Radical members of the ultra-conservative Catholic splinter group Society of St. Pius X (SSPX) openly challenged Pope Francis by disrupting an interfaith ceremony in the Buenos Aires Metropolitan Cathedral meant to promote religious harmony on the 75th anniversary of the Kristallnacht pogrom in Nazi Germany. The annual gathering of Catholics, Jews and Protestants in Argentina marks the Nazi-led mob violence in 1938 when about 1,000 synagogues were burned and thousands of Jews were forced into concentration camps.
A small group disrupted Tuesday night's ceremony by shouting the rosary and the ‘Our Father’ prayer, and spreading pamphlets saying that “followers of false gods must be kept out of the sacred temple.''
Buenos Aires Archbishop Mario Poli, named by Francis to replace him as Argentina's top church official, appealed for calm as others in the audience rose up to repudiate the protesters, who were soon escorted out by police. “Let there be peace. Shalom,'' Poli then said, urging everyone to take their seats. “Dear Jewish brothers, please feel at home, because that's the way Christians want it, despite these signs of intolerance. Your presence here doesn't desecrate a temple of God. We will continue in peace this encounter that Pope Francis always promoted, valued and appreciated so much,” the archbishop then said.
Rabbi Abraham Skorka, a close friend of the pope who co-wrote a book of dialogues with Bergoglio seeking common ground between Judaism and Catholicism, described the incident in an interview with Radio 10 on Wednesday. “The cathedral was full, with people standing, prepared for a profound act of introspection, when a group of about 40 people began to recite from the Christian liturgy, the 'Our Father,' and began to hand out little pieces of paper saying that Jews were blaspheming the place.” Skorka said the protesters had made comments like “the Jews killed Jesus.'' He said one Jew confronted them, saying, “My grandmother died in Auschwitz,'' to which an activist replied, “Do you believe that lie?''
The Rev. Christian Bouchacourt, the leader of the SSPX South American chapter of the Pius Brotherhood, said that the protesters belonged to his organization and that had a right to feel outraged when rabbis presided over a ceremony in a cathedral. “I recognize the authority of the pope, but he is not infallible and in this case does things we cannot accept,'' Bouchacourt said in an interview with ‘Radio La Red’. “This wasn't a desire to make a rebellion, but to show our love to the Catholic Church, which was made for the Catholic faith. A mass isn't celebrated in a synagogue, nor in a mosque. The Muslims don't accept it. In the same way, we who are Catholics cannot accept the presence of another faith in our church.''
The Vatican spokesman declined to comment, saying the issue was outside his normal area of jurisdiction.
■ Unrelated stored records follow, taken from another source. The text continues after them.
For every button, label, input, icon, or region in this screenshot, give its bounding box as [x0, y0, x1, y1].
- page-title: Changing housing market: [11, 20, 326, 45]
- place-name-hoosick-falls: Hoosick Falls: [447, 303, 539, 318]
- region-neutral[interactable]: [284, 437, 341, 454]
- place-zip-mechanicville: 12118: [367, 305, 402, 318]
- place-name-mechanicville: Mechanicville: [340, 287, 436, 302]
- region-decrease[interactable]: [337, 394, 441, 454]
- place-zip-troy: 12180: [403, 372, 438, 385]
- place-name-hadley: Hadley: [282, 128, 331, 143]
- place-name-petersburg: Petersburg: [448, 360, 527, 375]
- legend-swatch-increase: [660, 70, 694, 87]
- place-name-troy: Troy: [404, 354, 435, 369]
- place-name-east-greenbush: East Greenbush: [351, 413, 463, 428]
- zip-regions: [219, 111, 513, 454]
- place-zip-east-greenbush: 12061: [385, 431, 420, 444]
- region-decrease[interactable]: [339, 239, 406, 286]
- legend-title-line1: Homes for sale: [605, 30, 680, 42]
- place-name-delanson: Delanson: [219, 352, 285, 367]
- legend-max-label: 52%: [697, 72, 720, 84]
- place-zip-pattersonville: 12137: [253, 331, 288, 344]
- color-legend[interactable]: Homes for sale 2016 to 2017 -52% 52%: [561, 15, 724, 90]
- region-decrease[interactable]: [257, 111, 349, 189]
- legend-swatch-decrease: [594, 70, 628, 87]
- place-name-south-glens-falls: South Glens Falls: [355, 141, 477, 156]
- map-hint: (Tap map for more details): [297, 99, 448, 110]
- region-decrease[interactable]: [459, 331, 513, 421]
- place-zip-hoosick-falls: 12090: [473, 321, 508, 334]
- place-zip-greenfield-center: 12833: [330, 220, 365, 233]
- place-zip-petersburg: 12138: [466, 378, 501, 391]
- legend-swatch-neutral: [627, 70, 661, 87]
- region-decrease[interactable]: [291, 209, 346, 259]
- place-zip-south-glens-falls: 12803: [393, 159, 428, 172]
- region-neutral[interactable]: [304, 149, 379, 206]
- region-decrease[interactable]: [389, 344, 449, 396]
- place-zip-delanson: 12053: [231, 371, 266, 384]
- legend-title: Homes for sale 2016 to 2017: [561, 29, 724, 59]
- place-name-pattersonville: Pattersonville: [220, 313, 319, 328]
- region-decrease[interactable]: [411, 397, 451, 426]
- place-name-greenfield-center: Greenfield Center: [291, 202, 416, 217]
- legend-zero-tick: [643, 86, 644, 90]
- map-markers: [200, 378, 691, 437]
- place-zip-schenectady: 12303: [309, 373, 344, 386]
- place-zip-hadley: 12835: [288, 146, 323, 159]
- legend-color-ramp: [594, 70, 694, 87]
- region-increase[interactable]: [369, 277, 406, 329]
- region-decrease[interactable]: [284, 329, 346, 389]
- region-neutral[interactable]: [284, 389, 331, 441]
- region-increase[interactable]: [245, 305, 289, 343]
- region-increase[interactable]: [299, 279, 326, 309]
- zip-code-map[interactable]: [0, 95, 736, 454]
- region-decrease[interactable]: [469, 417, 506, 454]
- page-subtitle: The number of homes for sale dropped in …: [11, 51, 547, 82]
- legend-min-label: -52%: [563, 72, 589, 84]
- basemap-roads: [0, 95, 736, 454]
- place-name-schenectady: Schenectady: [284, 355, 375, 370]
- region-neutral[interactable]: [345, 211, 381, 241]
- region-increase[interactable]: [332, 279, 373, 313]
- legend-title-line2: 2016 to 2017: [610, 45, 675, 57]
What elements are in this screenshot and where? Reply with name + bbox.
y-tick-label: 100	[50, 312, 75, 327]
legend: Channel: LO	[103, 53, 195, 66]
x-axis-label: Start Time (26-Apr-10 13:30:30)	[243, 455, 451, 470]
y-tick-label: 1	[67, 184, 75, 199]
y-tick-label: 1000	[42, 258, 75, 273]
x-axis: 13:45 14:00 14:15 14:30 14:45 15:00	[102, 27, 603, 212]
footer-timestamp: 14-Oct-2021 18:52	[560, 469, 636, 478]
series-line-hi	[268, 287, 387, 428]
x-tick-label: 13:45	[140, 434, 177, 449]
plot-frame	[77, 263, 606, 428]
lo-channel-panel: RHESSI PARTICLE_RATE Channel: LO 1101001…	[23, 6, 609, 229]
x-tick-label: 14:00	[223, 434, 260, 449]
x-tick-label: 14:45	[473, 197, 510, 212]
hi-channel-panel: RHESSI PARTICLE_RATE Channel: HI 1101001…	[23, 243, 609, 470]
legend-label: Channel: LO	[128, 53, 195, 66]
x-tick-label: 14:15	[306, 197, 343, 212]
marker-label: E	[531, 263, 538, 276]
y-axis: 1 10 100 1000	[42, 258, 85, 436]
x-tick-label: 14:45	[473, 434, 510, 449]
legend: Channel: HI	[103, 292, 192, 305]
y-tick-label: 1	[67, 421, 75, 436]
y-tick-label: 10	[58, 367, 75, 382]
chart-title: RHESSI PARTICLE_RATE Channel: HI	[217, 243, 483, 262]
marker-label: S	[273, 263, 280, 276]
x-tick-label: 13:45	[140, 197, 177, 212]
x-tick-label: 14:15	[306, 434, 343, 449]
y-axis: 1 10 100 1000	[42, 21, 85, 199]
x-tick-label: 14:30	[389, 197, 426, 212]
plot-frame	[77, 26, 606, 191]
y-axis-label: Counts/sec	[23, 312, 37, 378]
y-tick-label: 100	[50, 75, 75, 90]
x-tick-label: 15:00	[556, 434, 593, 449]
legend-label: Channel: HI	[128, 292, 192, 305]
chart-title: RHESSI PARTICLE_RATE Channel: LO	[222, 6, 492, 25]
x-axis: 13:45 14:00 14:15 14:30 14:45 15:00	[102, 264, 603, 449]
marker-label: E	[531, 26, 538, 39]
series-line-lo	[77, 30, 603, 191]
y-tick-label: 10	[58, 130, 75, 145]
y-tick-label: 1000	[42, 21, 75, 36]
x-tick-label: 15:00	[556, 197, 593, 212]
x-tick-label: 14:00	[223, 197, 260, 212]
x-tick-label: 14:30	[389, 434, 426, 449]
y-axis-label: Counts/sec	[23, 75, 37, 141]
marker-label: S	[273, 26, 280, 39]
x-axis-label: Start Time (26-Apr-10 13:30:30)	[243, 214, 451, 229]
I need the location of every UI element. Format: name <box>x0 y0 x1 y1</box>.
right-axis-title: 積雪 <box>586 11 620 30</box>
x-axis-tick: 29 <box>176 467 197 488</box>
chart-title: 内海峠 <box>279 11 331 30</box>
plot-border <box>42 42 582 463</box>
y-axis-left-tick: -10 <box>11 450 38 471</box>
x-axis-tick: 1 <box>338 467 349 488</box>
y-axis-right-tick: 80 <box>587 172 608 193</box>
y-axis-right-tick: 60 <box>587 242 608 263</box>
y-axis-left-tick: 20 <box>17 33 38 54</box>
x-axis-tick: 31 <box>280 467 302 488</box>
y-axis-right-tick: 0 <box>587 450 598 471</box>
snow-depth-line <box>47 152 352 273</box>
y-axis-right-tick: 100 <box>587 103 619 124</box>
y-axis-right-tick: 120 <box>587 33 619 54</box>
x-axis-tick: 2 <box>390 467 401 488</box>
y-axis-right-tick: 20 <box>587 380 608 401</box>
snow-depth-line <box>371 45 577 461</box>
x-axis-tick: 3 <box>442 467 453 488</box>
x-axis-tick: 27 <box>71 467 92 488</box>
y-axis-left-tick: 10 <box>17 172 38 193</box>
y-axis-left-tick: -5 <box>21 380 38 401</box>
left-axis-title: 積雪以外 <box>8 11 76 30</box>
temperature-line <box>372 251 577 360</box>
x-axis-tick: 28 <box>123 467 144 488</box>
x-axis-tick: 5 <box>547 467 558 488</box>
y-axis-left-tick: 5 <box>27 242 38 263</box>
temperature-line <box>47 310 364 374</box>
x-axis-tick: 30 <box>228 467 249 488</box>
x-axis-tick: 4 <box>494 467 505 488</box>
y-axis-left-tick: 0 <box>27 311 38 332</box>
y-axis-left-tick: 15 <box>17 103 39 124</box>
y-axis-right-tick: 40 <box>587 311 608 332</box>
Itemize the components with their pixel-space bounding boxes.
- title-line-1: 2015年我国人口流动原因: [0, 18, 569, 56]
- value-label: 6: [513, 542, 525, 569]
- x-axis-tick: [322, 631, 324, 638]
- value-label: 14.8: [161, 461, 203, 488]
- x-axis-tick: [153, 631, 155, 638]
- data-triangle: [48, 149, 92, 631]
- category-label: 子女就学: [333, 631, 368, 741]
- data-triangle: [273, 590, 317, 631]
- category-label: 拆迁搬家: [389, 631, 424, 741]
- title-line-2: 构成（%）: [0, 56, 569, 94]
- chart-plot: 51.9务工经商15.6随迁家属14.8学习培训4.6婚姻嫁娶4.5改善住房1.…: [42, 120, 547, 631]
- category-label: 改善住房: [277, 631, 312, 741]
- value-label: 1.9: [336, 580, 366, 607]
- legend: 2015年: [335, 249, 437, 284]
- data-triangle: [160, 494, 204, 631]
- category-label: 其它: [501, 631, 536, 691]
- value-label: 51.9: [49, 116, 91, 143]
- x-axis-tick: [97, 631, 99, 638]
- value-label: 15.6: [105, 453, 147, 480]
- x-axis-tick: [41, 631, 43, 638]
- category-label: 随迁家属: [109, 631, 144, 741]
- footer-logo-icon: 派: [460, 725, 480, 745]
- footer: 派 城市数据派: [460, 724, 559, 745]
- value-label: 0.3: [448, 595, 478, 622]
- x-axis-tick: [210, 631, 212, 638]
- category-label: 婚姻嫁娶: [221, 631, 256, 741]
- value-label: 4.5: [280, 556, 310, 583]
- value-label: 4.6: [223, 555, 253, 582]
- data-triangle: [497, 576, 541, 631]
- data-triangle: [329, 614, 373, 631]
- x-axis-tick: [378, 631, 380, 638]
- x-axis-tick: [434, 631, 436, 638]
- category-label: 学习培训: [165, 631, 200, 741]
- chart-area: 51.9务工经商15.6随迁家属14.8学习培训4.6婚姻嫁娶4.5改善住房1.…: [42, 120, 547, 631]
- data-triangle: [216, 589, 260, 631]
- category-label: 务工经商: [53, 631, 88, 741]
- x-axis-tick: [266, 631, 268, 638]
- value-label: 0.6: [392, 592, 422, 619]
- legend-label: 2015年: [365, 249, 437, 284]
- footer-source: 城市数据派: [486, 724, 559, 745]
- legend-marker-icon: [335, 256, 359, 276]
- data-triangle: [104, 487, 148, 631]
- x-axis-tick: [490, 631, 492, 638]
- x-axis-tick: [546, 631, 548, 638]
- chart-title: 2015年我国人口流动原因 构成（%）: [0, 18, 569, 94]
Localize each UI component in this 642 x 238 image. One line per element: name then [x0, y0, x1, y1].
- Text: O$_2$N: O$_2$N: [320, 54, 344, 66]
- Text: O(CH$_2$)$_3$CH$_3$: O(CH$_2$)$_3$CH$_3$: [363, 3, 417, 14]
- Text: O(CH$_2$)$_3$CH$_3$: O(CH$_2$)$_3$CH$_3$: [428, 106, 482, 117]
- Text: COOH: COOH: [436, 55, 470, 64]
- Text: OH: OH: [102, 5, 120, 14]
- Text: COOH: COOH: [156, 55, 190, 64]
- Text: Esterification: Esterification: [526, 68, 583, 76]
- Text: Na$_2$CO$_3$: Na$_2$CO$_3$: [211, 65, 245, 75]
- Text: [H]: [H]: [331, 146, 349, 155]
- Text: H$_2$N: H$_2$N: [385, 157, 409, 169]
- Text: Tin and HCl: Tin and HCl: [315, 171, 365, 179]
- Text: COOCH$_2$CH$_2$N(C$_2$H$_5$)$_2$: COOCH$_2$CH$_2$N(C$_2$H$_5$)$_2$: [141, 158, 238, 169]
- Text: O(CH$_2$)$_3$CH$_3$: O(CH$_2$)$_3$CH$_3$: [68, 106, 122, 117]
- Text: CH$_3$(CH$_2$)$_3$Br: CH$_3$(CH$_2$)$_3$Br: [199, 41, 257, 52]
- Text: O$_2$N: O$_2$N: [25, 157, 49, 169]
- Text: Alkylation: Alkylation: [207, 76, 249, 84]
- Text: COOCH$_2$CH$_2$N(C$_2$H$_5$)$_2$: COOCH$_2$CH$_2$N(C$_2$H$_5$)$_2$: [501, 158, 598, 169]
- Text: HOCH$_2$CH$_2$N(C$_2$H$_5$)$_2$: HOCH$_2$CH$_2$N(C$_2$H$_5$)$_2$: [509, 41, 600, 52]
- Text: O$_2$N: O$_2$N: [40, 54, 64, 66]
Jewish groups denounced the incident. Latin American Jewish Congress Executive Director Claudio Epelman said: "In the face of manifestations of fundamentalism and intolerance we have to strengthen dialogue. World Jewish Cngress Vice-President Julio Schlosser, who heads the Argentine Jewish umbrella group DAIA, denounced the "attack of an anti-Jewish, fanatic group".